Critics are supposed to criticize, so I’ll mention that I felt the ninth section should have been shorter and the final Deo gratias should have been longer. I also felt Smith might be straining too hard to sound “modern” in the ninth section. But overall, his Vespers is a triumph. Piffaro took a risk on Smith and he gave them one of the major events of the music season.

Liturgical works: constantly updated

Smith did enjoy this advantage: He was writing a choral work, and the religious texts he chose automatically rooted his work in the past that gave us Piffaro’s instruments. But the liturgical tradition is also timeless. The words of the Magnificat and the Lord’s Prayer have been set to music in every century, for every taste.

It’s also a living tradition. The Lutheran liturgy that formed the basis of Smith’s Vespers originated in the Reformation, but it never became static. New music is still being added. Older works are constantly re-evaluated.
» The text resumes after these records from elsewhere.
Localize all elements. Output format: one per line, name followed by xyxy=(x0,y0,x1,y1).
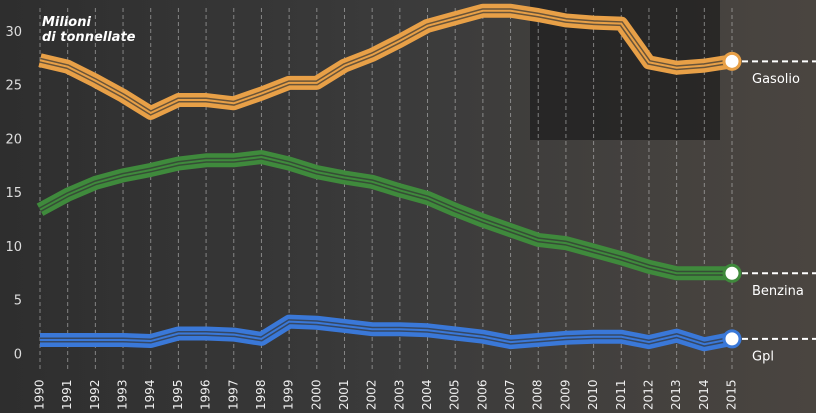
x-tick-label: 2001 xyxy=(337,379,351,410)
x-tick-label: 2003 xyxy=(392,379,406,410)
series-label: Gpl xyxy=(752,349,774,364)
x-tick-label: 2006 xyxy=(475,379,489,410)
y-tick-label: 25 xyxy=(5,79,22,94)
x-tick-label: 2010 xyxy=(586,379,600,410)
y-tick-label: 10 xyxy=(5,240,22,255)
x-tick-label: 1990 xyxy=(33,379,47,410)
x-tick-label: 2002 xyxy=(365,379,379,410)
series-label: Benzina xyxy=(752,284,804,299)
x-tick-label: 2013 xyxy=(669,379,683,410)
x-tick-label: 2011 xyxy=(614,379,628,410)
x-tick-label: 1991 xyxy=(60,379,74,410)
x-tick-label: 1995 xyxy=(171,379,185,410)
x-tick-label: 2015 xyxy=(725,379,739,410)
end-point xyxy=(724,265,740,281)
x-tick-label: 2009 xyxy=(558,379,572,410)
y-tick-label: 0 xyxy=(14,348,22,363)
x-tick-label: 1996 xyxy=(199,379,213,410)
end-point xyxy=(724,331,740,347)
x-tick-label: 1999 xyxy=(282,379,296,410)
y-tick-label: 15 xyxy=(5,186,22,201)
y-tick-label: 5 xyxy=(14,294,22,309)
x-tick-label: 1997 xyxy=(226,379,240,410)
series-label: Gasolio xyxy=(752,72,800,87)
x-tick-label: 1993 xyxy=(116,379,130,410)
x-tick-label: 2007 xyxy=(503,379,517,410)
x-tick-label: 2014 xyxy=(697,379,711,410)
x-tick-label: 1994 xyxy=(143,379,157,410)
x-tick-label: 2005 xyxy=(448,379,462,410)
end-point xyxy=(724,53,740,69)
y-tick-label: 30 xyxy=(5,25,22,40)
x-tick-label: 2008 xyxy=(531,379,545,410)
x-tick-label: 1992 xyxy=(88,379,102,410)
x-tick-label: 2012 xyxy=(641,379,655,410)
x-tick-label: 2000 xyxy=(309,379,323,410)
x-tick-label: 2004 xyxy=(420,379,434,410)
chart: Milionidi tonnellate 0510152025301990199… xyxy=(0,0,816,413)
y-tick-label: 20 xyxy=(5,132,22,147)
x-tick-label: 1998 xyxy=(254,379,268,410)
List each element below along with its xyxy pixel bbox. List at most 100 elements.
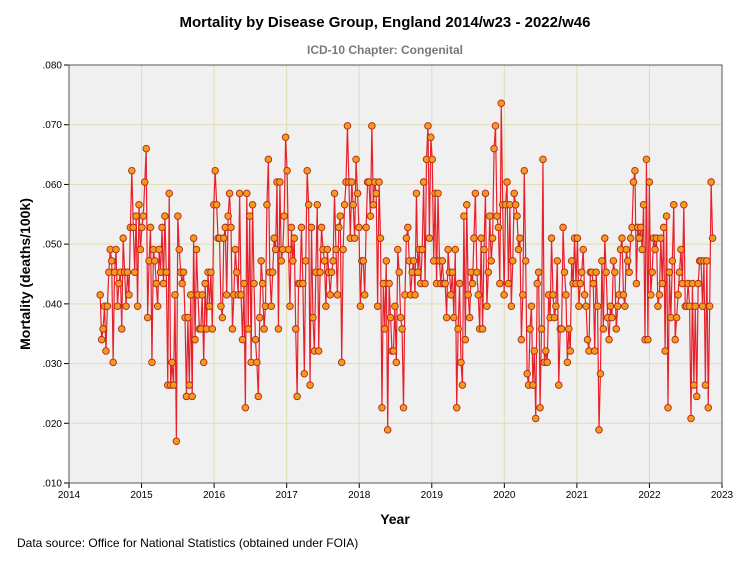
- data-point: [670, 200, 678, 209]
- data-point: [605, 335, 613, 344]
- data-point: [513, 212, 521, 220]
- data-point: [497, 99, 506, 107]
- data-point: [526, 325, 534, 333]
- data-point: [141, 178, 149, 186]
- data-point: [503, 178, 511, 186]
- data-point: [136, 245, 145, 254]
- data-point: [260, 325, 268, 333]
- data-point: [396, 313, 405, 322]
- data-point: [484, 268, 493, 276]
- data-point: [470, 234, 478, 242]
- data-point: [589, 279, 598, 288]
- data-point: [99, 325, 107, 333]
- x-tick-label: 2022: [638, 490, 661, 501]
- data-point: [329, 257, 337, 265]
- data-point: [632, 279, 641, 288]
- data-point: [579, 245, 587, 254]
- data-point: [478, 325, 487, 333]
- data-point: [189, 234, 198, 242]
- x-tick-label: 2023: [711, 490, 734, 501]
- data-point: [500, 291, 508, 299]
- data-point: [306, 381, 314, 389]
- data-point: [300, 369, 309, 378]
- data-point: [461, 335, 470, 344]
- data-point: [444, 245, 452, 254]
- data-point: [460, 212, 468, 220]
- data-point: [96, 291, 104, 299]
- data-point: [142, 144, 150, 153]
- data-point: [450, 313, 458, 322]
- data-point: [454, 325, 462, 333]
- data-point: [233, 268, 241, 276]
- data-point: [504, 279, 513, 288]
- data-point: [530, 347, 539, 355]
- data-point: [251, 335, 260, 344]
- data-point: [381, 325, 389, 333]
- data-point: [138, 223, 146, 232]
- x-tick-label: 2015: [130, 490, 153, 501]
- data-point: [619, 291, 628, 299]
- data-point: [299, 279, 307, 288]
- data-point: [428, 155, 437, 164]
- data-point: [277, 257, 286, 265]
- data-point: [402, 234, 411, 242]
- data-point: [287, 223, 296, 232]
- data-point: [326, 291, 334, 299]
- data-point: [356, 302, 365, 310]
- data-point: [636, 223, 645, 232]
- data-point: [135, 200, 143, 209]
- data-point: [421, 279, 429, 288]
- data-point: [550, 313, 559, 322]
- data-point: [244, 325, 253, 333]
- data-point: [625, 268, 633, 276]
- y-tick-label: .070: [43, 120, 63, 131]
- data-point: [582, 302, 590, 310]
- data-point: [457, 358, 465, 367]
- data-point: [366, 212, 375, 220]
- data-point: [534, 268, 543, 276]
- data-point: [152, 279, 161, 288]
- data-point: [386, 313, 395, 322]
- data-point: [188, 392, 196, 401]
- data-point: [128, 166, 136, 175]
- data-point: [452, 404, 461, 412]
- data-point: [168, 358, 176, 367]
- data-point: [237, 291, 245, 299]
- data-point: [398, 325, 406, 333]
- data-series: [96, 99, 717, 445]
- data-point: [132, 212, 140, 220]
- data-point: [629, 178, 638, 186]
- chart-title: Mortality by Disease Group, England 2014…: [180, 14, 591, 31]
- data-point: [103, 302, 112, 310]
- data-point: [552, 302, 560, 310]
- data-point: [691, 302, 700, 310]
- data-point: [665, 268, 674, 276]
- data-point: [178, 279, 186, 288]
- data-point: [537, 325, 546, 333]
- data-point: [322, 302, 330, 310]
- data-point: [618, 234, 626, 242]
- data-point: [235, 189, 244, 198]
- x-tick-label: 2014: [58, 490, 81, 501]
- data-point: [187, 291, 195, 299]
- data-point: [668, 257, 677, 265]
- data-point: [129, 223, 138, 232]
- data-point: [496, 279, 504, 288]
- data-point: [217, 302, 225, 310]
- data-point: [580, 291, 589, 299]
- data-point: [510, 189, 518, 198]
- data-point: [389, 347, 398, 355]
- data-point: [583, 335, 592, 344]
- data-point: [517, 335, 526, 344]
- data-point: [404, 223, 412, 232]
- data-point: [119, 234, 127, 242]
- data-point: [376, 234, 385, 242]
- data-point: [527, 302, 536, 310]
- data-point: [264, 155, 273, 164]
- data-point: [644, 335, 652, 344]
- data-point: [491, 122, 500, 130]
- plot-frame: [68, 64, 723, 484]
- data-point: [486, 212, 494, 220]
- data-point: [158, 223, 166, 232]
- data-point: [613, 302, 622, 310]
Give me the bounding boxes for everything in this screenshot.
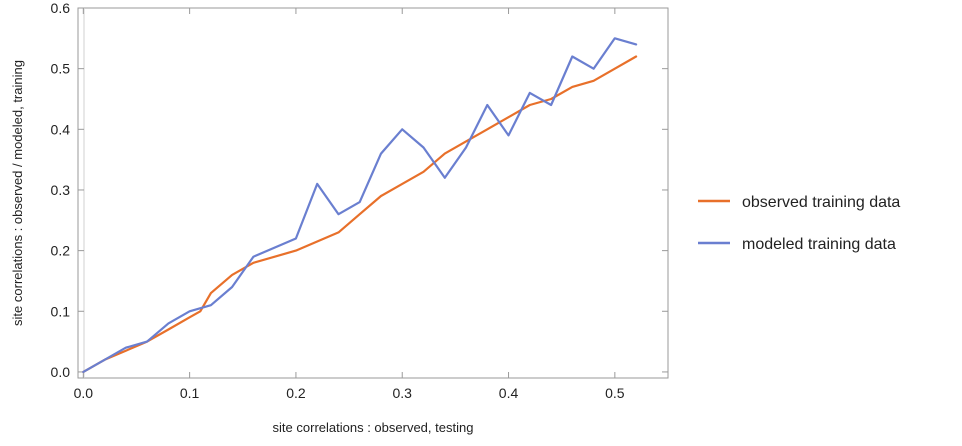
plot-area	[77, 7, 669, 379]
legend: observed training data modeled training …	[698, 194, 900, 253]
y-axis-label: site correlations : observed / modeled, …	[10, 60, 25, 326]
y-tick-label: 0.1	[51, 303, 71, 319]
y-tick-label: 0.6	[51, 0, 71, 16]
x-tick-label: 0.0	[74, 385, 94, 401]
x-tick-label: 0.5	[605, 385, 625, 401]
y-axis-ticks: 0.0 0.1 0.2 0.3 0.4 0.5 0.6	[51, 0, 668, 380]
plot-frame	[77, 7, 669, 379]
y-tick-label: 0.0	[51, 364, 71, 380]
x-axis-ticks: 0.0 0.1 0.2 0.3 0.4 0.5	[74, 8, 625, 401]
y-tick-label: 0.2	[51, 243, 71, 259]
x-axis-label: site correlations : observed, testing	[273, 420, 474, 435]
legend-label-observed: observed training data	[742, 194, 900, 211]
series-layer	[82, 37, 638, 373]
series-line-observed	[82, 55, 638, 373]
legend-item-modeled: modeled training data	[698, 236, 896, 253]
x-tick-label: 0.4	[499, 385, 519, 401]
legend-label-modeled: modeled training data	[742, 236, 896, 253]
series-line-modeled	[82, 37, 638, 373]
x-tick-label: 0.3	[392, 385, 412, 401]
x-tick-label: 0.2	[286, 385, 306, 401]
x-tick-label: 0.1	[180, 385, 200, 401]
y-tick-label: 0.3	[51, 182, 71, 198]
y-tick-label: 0.4	[51, 121, 71, 137]
legend-item-observed: observed training data	[698, 194, 900, 211]
y-tick-label: 0.5	[51, 61, 71, 77]
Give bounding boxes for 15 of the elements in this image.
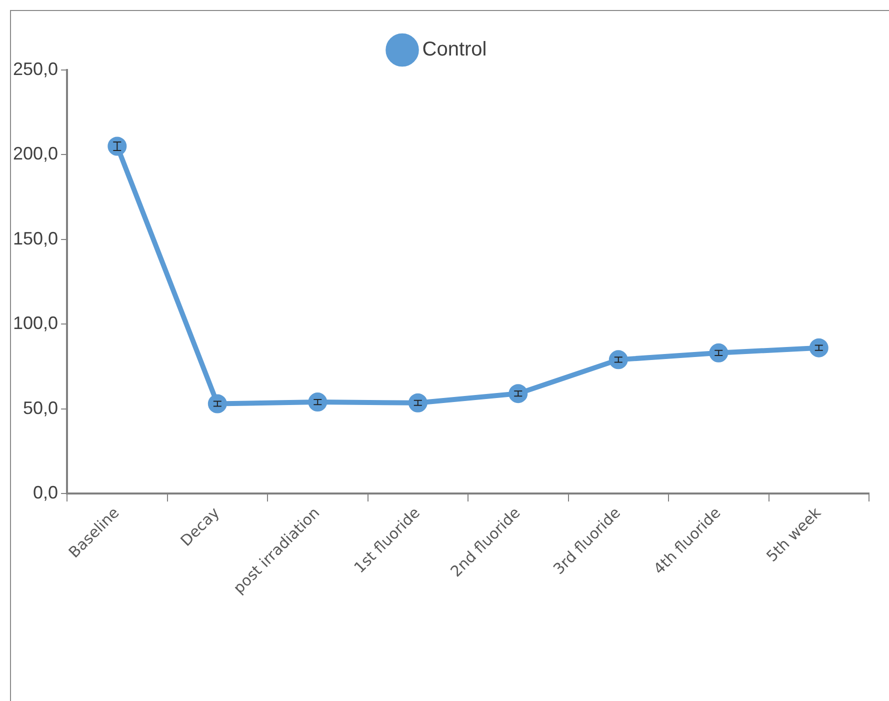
point <box>709 343 728 362</box>
point <box>108 136 127 156</box>
y-tick-label: 0,0 <box>33 482 58 502</box>
point <box>208 394 227 414</box>
y-tick-label: 200,0 <box>12 144 58 164</box>
legend-label: Control <box>422 38 487 61</box>
point <box>608 350 628 370</box>
y-tick-label: 50,0 <box>22 398 58 418</box>
y-tick-label: 100,0 <box>12 313 58 334</box>
point <box>408 393 428 412</box>
point <box>308 392 328 412</box>
y-tick-label: 150,0 <box>12 228 58 248</box>
point <box>809 338 828 358</box>
y-tick-label: 250,0 <box>12 58 58 79</box>
point <box>508 384 528 404</box>
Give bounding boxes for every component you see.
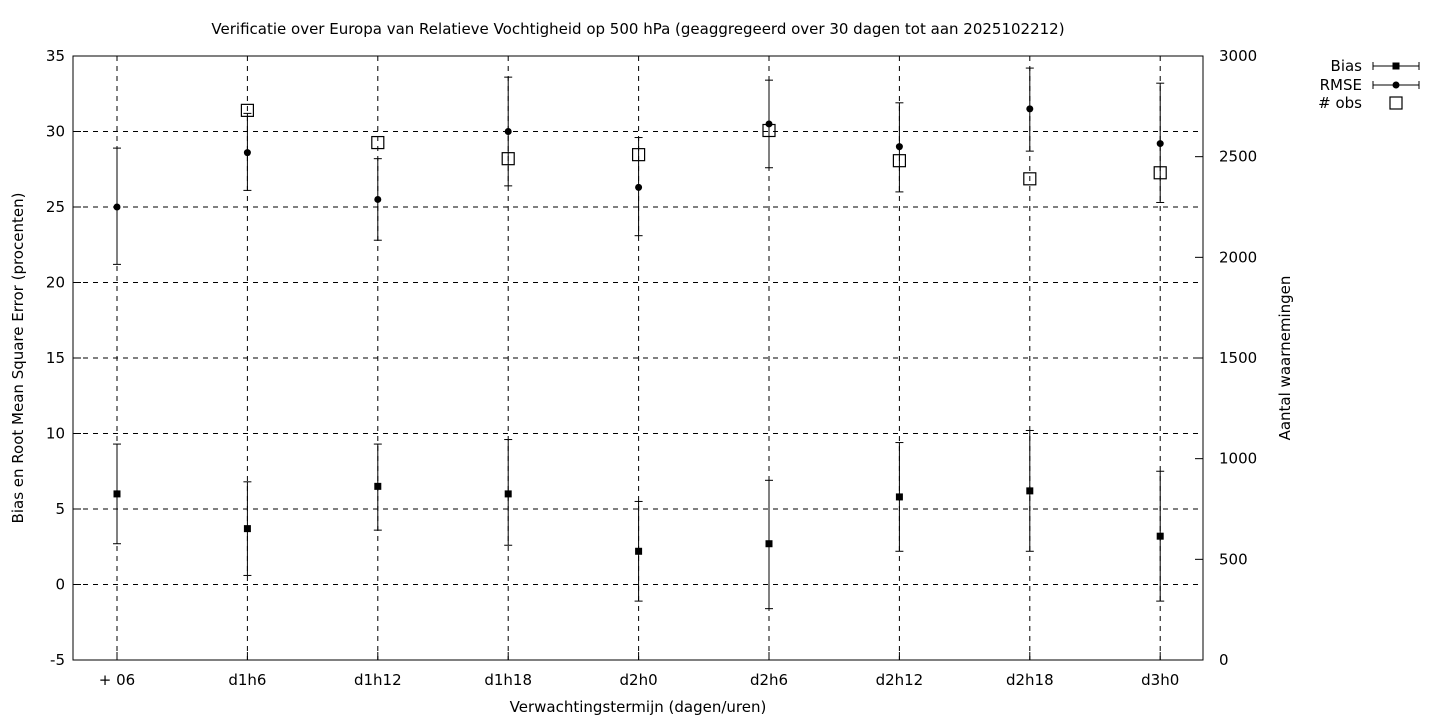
rmse-point	[635, 183, 643, 191]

Composers have traditionally enjoyed writing for specific musicians with specific musical personalities. As Smith noted in his written comments, Piffaro’s regulars have a unique strength that differentiates them from musicians who play modern instruments. Every musician in the group plays several instruments, as their forebears did in the Renaissance town bands that serve as Piffaro’s model. Smith’s Vespers employs seven musicians playing twenty-three instruments.

A sonata for seven recorders

In the eighth section, the entire band plays a beautifully serene instrumental sonata for seven recorders. In the sixth section, five of the same musicians produce a rousing piece for recorders, guitar and dulcian (the ancestor of the bassoon). In other sections, they support the vocalists with a sonic kaleidoscope that includes shawns (the forerunner of the oboe), sacbuts (early trombones), harp and two kinds of lute.

The Deo gratias was the kind of exultant blast that Piffaro usually uses as a finale, with shawns, dulcians and sacbuts working all-out. But this time the music was written especially for them, with that kind of finale in mind, and some great voices magnifying the effect.

McNally's familiar voices

For its choral partner, Piffaro wisely turned to a group that specializes in new music. Smith’s choral writing occasionally suggests chant, but mostly it appeals to our modern penchant for variety, with lots of shifts among the different voices. Smith plays with the different kinds of voices, and the different possible combinations, in the same way he plays with the instruments.

The Crossing is a two-year-old organization led by Donald Nally, with vocalists Nally has worked with during his stints with the Spoletto Festival in Italy and the Choral Arts Society in Philadelphia. They always sounded good; they possess the agility Smith’s vision demanded; and their ranks include some marvelous soloists.